Homeland Security has touted efforts to digitize its record keeping, announcing in 2014 that ICE was adopting an eClinicalWorks digital health record to replace previous “legacy systems and paper-based files.” But that’s just one set of records in the bureaucratic snarl where the health of detainees is documented — or fails to be.

ICE shares some facilities with state and local governments, and Border Patrol is responsible for patients to be picked up at the border. The agencies all have different policies, and their software doesn’t seem to consistently transmit information, according to advocates .

Immigrants experience Homeland Security’s substandard medical care, and its related record-keeping standards, while waiting in Mexico to present themselves at the border; in a Customs, ICE or ICE-partnered facility; in an HHS center or in private clinics as they await adjudication of their immigration cases.

Transitions are becoming more frequent with the recent surge of individuals detained at the border, said Cristobal Ramón, a policy analyst with the Bipartisan Policy Center.

Hannah Janeway, a University of California, Los Angeles emergency medicine doctor, treats patients in Tijuana before they present themselves to Homeland Security seeking asylum. Once they arrive, however, “There’s no warm handoff,” she said, and little human-to-human communication.

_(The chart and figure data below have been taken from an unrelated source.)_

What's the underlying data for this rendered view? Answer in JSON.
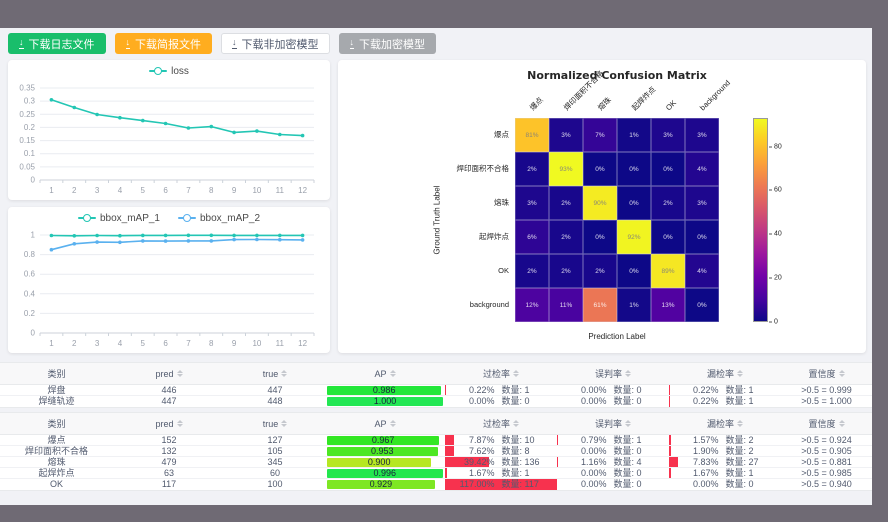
{
  "window": {
    "frame_color": "#6f6a74",
    "page_bg": "#f1f2f6"
  },
  "toolbar": {
    "buttons": [
      {
        "name": "download-log-file-button",
        "label": "下载日志文件",
        "type": "success",
        "bg": "#19be6b",
        "fg": "#ffffff",
        "disabled": false
      },
      {
        "name": "download-report-file-button",
        "label": "下载简报文件",
        "type": "warning",
        "bg": "#ffad1f",
        "fg": "#ffffff",
        "disabled": false
      },
      {
        "name": "download-unencrypted-model-button",
        "label": "下载非加密模型",
        "type": "default",
        "bg": "#ffffff",
        "fg": "#515a6e",
        "disabled": false
      },
      {
        "name": "download-encrypted-model-button",
        "label": "下载加密模型",
        "type": "disabled",
        "bg": "#a6a9ad",
        "fg": "#ffffff",
        "disabled": true
      }
    ]
  },
  "chart_data": [
    {
      "type": "line",
      "title": "loss",
      "x": [
        1,
        2,
        3,
        4,
        5,
        6,
        7,
        8,
        9,
        10,
        11,
        12
      ],
      "series": [
        {
          "name": "loss",
          "color": "#23c6b4",
          "values": [
            0.305,
            0.276,
            0.249,
            0.237,
            0.226,
            0.215,
            0.198,
            0.203,
            0.181,
            0.186,
            0.173,
            0.169
          ]
        }
      ],
      "ylim": [
        0,
        0.35
      ],
      "yticks": [
        0,
        0.05,
        0.1,
        0.15,
        0.2,
        0.25,
        0.3,
        0.35
      ],
      "legend_position": "top",
      "grid": true
    },
    {
      "type": "line",
      "title": "bbox_mAP",
      "x": [
        1,
        2,
        3,
        4,
        5,
        6,
        7,
        8,
        9,
        10,
        11,
        12
      ],
      "series": [
        {
          "name": "bbox_mAP_1",
          "color": "#23c6b4",
          "values": [
            0.995,
            0.992,
            0.995,
            0.993,
            0.996,
            0.996,
            0.997,
            0.997,
            0.996,
            0.996,
            0.996,
            0.996
          ]
        },
        {
          "name": "bbox_mAP_2",
          "color": "#5ab1ef",
          "values": [
            0.85,
            0.91,
            0.928,
            0.925,
            0.94,
            0.938,
            0.94,
            0.94,
            0.953,
            0.954,
            0.952,
            0.95
          ]
        }
      ],
      "ylim": [
        0,
        1
      ],
      "yticks": [
        0,
        0.2,
        0.4,
        0.6,
        0.8,
        1
      ],
      "legend_position": "top",
      "grid": true
    },
    {
      "type": "heatmap",
      "title": "Normalized Confusion Matrix",
      "xlabel": "Prediction Label",
      "ylabel": "Ground Truth Label",
      "labels": [
        "爆点",
        "焊印面积不合格",
        "熔珠",
        "起焊炸点",
        "OK",
        "background"
      ],
      "matrix": [
        [
          81,
          3,
          7,
          1,
          3,
          3
        ],
        [
          2,
          93,
          0,
          0,
          0,
          4
        ],
        [
          3,
          2,
          90,
          0,
          2,
          3
        ],
        [
          6,
          2,
          0,
          92,
          0,
          0
        ],
        [
          2,
          2,
          2,
          0,
          89,
          4
        ],
        [
          12,
          11,
          61,
          1,
          13,
          0
        ]
      ],
      "unit": "%",
      "vmax": 93,
      "colormap": "plasma",
      "colorbar_ticks": [
        0,
        20,
        40,
        60,
        80
      ]
    }
  ],
  "tables": [
    {
      "count_prefix": "数量:",
      "headers": [
        {
          "label": "类别",
          "sortable": false
        },
        {
          "label": "pred",
          "sortable": true
        },
        {
          "label": "true",
          "sortable": true
        },
        {
          "label": "AP",
          "sortable": true
        },
        {
          "label": "过检率",
          "sortable": true
        },
        {
          "label": "误判率",
          "sortable": true
        },
        {
          "label": "漏检率",
          "sortable": true
        },
        {
          "label": "置信度",
          "sortable": true
        }
      ],
      "rows": [
        {
          "cls": "焊盘",
          "pred": "446",
          "true": "447",
          "ap": 0.986,
          "ap_label": "0.986",
          "rates": [
            {
              "pct": "0.22%",
              "value": 0.22,
              "count": "1"
            },
            {
              "pct": "0.00%",
              "value": 0,
              "count": "0"
            },
            {
              "pct": "0.22%",
              "value": 0.22,
              "count": "1"
            }
          ],
          "conf": ">0.5 = 0.999"
        },
        {
          "cls": "焊缝轨迹",
          "pred": "447",
          "true": "448",
          "ap": 1.0,
          "ap_label": "1.000",
          "rates": [
            {
              "pct": "0.00%",
              "value": 0,
              "count": "0"
            },
            {
              "pct": "0.00%",
              "value": 0,
              "count": "0"
            },
            {
              "pct": "0.22%",
              "value": 0.22,
              "count": "1"
            }
          ],
          "conf": ">0.5 = 1.000"
        }
      ]
    },
    {
      "count_prefix": "数量:",
      "headers": [
        {
          "label": "类别",
          "sortable": false
        },
        {
          "label": "pred",
          "sortable": true
        },
        {
          "label": "true",
          "sortable": true
        },
        {
          "label": "AP",
          "sortable": true
        },
        {
          "label": "过检率",
          "sortable": true
        },
        {
          "label": "误判率",
          "sortable": true
        },
        {
          "label": "漏检率",
          "sortable": true
        },
        {
          "label": "置信度",
          "sortable": true
        }
      ],
      "rows": [
        {
          "cls": "爆点",
          "pred": "152",
          "true": "127",
          "ap": 0.967,
          "ap_label": "0.967",
          "rates": [
            {
              "pct": "7.87%",
              "value": 7.87,
              "count": "10"
            },
            {
              "pct": "0.79%",
              "value": 0.79,
              "count": "1"
            },
            {
              "pct": "1.57%",
              "value": 1.57,
              "count": "2"
            }
          ],
          "conf": ">0.5 = 0.924"
        },
        {
          "cls": "焊印面积不合格",
          "pred": "132",
          "true": "105",
          "ap": 0.953,
          "ap_label": "0.953",
          "rates": [
            {
              "pct": "7.62%",
              "value": 7.62,
              "count": "8"
            },
            {
              "pct": "0.00%",
              "value": 0,
              "count": "0"
            },
            {
              "pct": "1.90%",
              "value": 1.9,
              "count": "2"
            }
          ],
          "conf": ">0.5 = 0.905"
        },
        {
          "cls": "熔珠",
          "pred": "479",
          "true": "345",
          "ap": 0.9,
          "ap_label": "0.900",
          "rates": [
            {
              "pct": "39.42%",
              "value": 39.42,
              "count": "136"
            },
            {
              "pct": "1.16%",
              "value": 1.16,
              "count": "4"
            },
            {
              "pct": "7.83%",
              "value": 7.83,
              "count": "27"
            }
          ],
          "conf": ">0.5 = 0.881"
        },
        {
          "cls": "起焊炸点",
          "pred": "63",
          "true": "60",
          "ap": 0.996,
          "ap_label": "0.996",
          "rates": [
            {
              "pct": "1.67%",
              "value": 1.67,
              "count": "1"
            },
            {
              "pct": "0.00%",
              "value": 0,
              "count": "0"
            },
            {
              "pct": "1.67%",
              "value": 1.67,
              "count": "1"
            }
          ],
          "conf": ">0.5 = 0.985"
        },
        {
          "cls": "OK",
          "pred": "117",
          "true": "100",
          "ap": 0.929,
          "ap_label": "0.929",
          "rates": [
            {
              "pct": "117.00%",
              "value": 117,
              "count": "117"
            },
            {
              "pct": "0.00%",
              "value": 0,
              "count": "0"
            },
            {
              "pct": "0.00%",
              "value": 0,
              "count": "0"
            }
          ],
          "conf": ">0.5 = 0.940"
        }
      ]
    }
  ]
}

“You see people in the Tijuana side, they have hope,” said Julie Sierra, a University of California, San Diego doctor who treats patients on the Mexican side of the border before they seek asylum in the United States, and in San Diego, after they’re released from custody. “You see them on the U.S. side, they’re like, what … just happened to me?”

Asylum-seekers often exit Homeland Security custody into the care of a sponsor while they’re waiting for their case to get adjudicated. Doctors who care for patients at that stage say they frequently arrive without documentation.

Since December 2018, UC San Diego doctor Linda Hill’s group has screened roughly 15,000 patients arriving at a local shelter from DHS custody. “Sometimes we get information about what they were treated for when they were in custody … oftentimes we don’t,” she said. “That is less than ideal.”

“There may be a few things about health concerns scribbled” in records he gets on patients released from Homeland Security, says Richard Wahl, a pediatrician with the University of Arizona.

Janeway, Hill and Wahl stick to paper records when they care for the asylum-seekers. Medical information could be weaponized against immigrants, they say, for example through the administration’s “public charge” rule — which would deny migrants green cards if they use public insurance or welfare programs.

The lack of records hurts patients, who often can’t advocate for their own care. “It can take a month or longer to even get folks’ medical records,” Davidson said. “We see people getting the runaround.”

While HHS’ records are “complete and comprehensive,” Homeland Security is “a little bit of a black hole,” said Rebekah Fletcher, a Seattle-area lawyer with KIND, a group representing children appearing in immigration court.

“We don’t tend to see if a child received care, specialty care, at DHS,” she said. Records often include two-page screening forms completed by Border Patrol agents, she said, but the information is limited. Border Patrol says it shares appropriate discharge and care information when detainees are transferred.

ICE said in a release that its agency-staffed facilities have electronic health records, and that partner facilities are expected to live up to agency standards. However, Homeland Security’s Office of Inspector General has questioned whether ICE is effective at holding partner facilities accountable.

Homeland Security was also responsible for the bungled implementation of an Epic Systems in 2016 that left the Coast Guard reliant on paper records.